Al día siguiente, plantamos las verduras. Dos de nosotros hacen de centinelas y el resto introduce las plántulas diminutas en determinadas secciones de la tierra negra y blanda. Tomates, judías, melones…, todo tiene su sitio. Cualquier chasquido en el bosque nos sobresalta y damos respingos constantes hasta que John abandona su puesto y se acerca.
―Está todo bajo control ―dice con voz firme―. De todas formas, dudo que vayan a venir a plena luz del día. Esperarán a que oscurezca.
El verano está aquí, lo noto en lo fuerte que me pega el sol en la espalda, en el césped del jardín, alto y mullido bajo mis pies desnudos. Adrian solía decirme que tengo pezuñas más que pies, porque en cuanto hace un poquito de calor me quito los zapatos y corro descalza por cualquier terreno. Mis pies odian estar encerrados.
Nos lleva todo el día, pero ya está todo plantado y regado. Después de cenar, nos sentamos a la luz de la lámpara, esperando, vigilando y hablando bajo hasta que es hora de acostarse.
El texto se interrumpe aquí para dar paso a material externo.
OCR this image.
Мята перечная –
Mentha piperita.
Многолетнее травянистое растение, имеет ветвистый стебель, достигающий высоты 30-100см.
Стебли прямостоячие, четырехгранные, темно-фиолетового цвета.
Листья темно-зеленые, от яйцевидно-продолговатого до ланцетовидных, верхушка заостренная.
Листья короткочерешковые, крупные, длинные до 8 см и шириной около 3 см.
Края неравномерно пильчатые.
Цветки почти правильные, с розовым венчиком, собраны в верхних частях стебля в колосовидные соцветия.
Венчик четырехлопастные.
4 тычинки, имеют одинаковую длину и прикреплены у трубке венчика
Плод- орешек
El siguiente es otro día espléndido, seguido de uno más. John nos tiene haciendo pequeños arreglos en la casa que podrían otorgarnos una ventaja si vienen (o cuando vengan) esos tipos. Nelly y yo nos turnamos para dormir en el granero con John, y estoy agotada y me pica todo de dormir en el heno.
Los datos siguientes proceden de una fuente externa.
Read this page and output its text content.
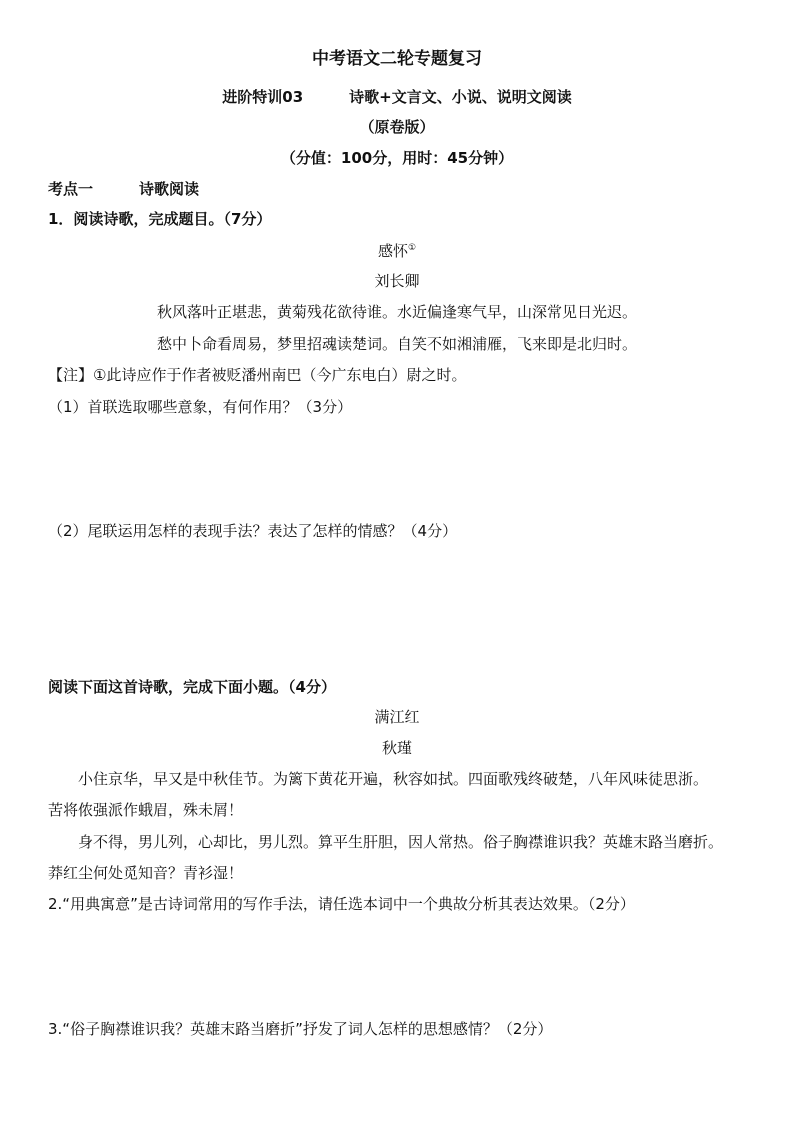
中考语文二轮专题复习
进阶特训03	诗歌+文言文、小说、说明文阅读
（原卷版）
（分值：100分，用时：45分钟）
考点一	诗歌阅读
1．阅读诗歌，完成题目。（7分）
感怀①
刘长卿
秋风落叶正堪悲，黄菊残花欲待谁。水近偏逢寒气早，山深常见日光迟。
愁中卜命看周易，梦里招魂读楚词。自笑不如湘浦雁，飞来即是北归时。
【注】①此诗应作于作者被贬潘州南巴（今广东电白）尉之时。
（1）首联选取哪些意象，有何作用？（3分）
（2）尾联运用怎样的表现手法？表达了怎样的情感？（4分）
阅读下面这首诗歌，完成下面小题。（4分）
满江红
秋瑾
小住京华，早又是中秋佳节。为篱下黄花开遍，秋容如拭。四面歌残终破楚，八年风味徒思浙。
苦将侬强派作蛾眉，殊未屑！
身不得，男儿列，心却比，男儿烈。算平生肝胆，因人常热。俗子胸襟谁识我？英雄末路当磨折。
莽红尘何处觅知音？青衫湿！
2.“用典寓意”是古诗词常用的写作手法，请任选本词中一个典故分析其表达效果。（2分）
3.“俗子胸襟谁识我？英雄末路当磨折”抒发了词人怎样的思想感情？（2分）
Peter y Ana han estado trabajando mucho. Estamos todos cabreados, pero percibo cierta disminución de la rabia de los demás. De la mía no. Este es el único sitio seguro que tenemos y ahora parece tan peligroso como cualquier otro. Esta casa siempre fue mi refugio y me lo han arrebatado.
―Igual no vienen ―dice Penny con notable alivio en la voz al cuarto día y mira esperanzada a John.
―No, yo creo que vendrán esta noche ―contesta John, ladeando la cabeza como si pudiera oírlos.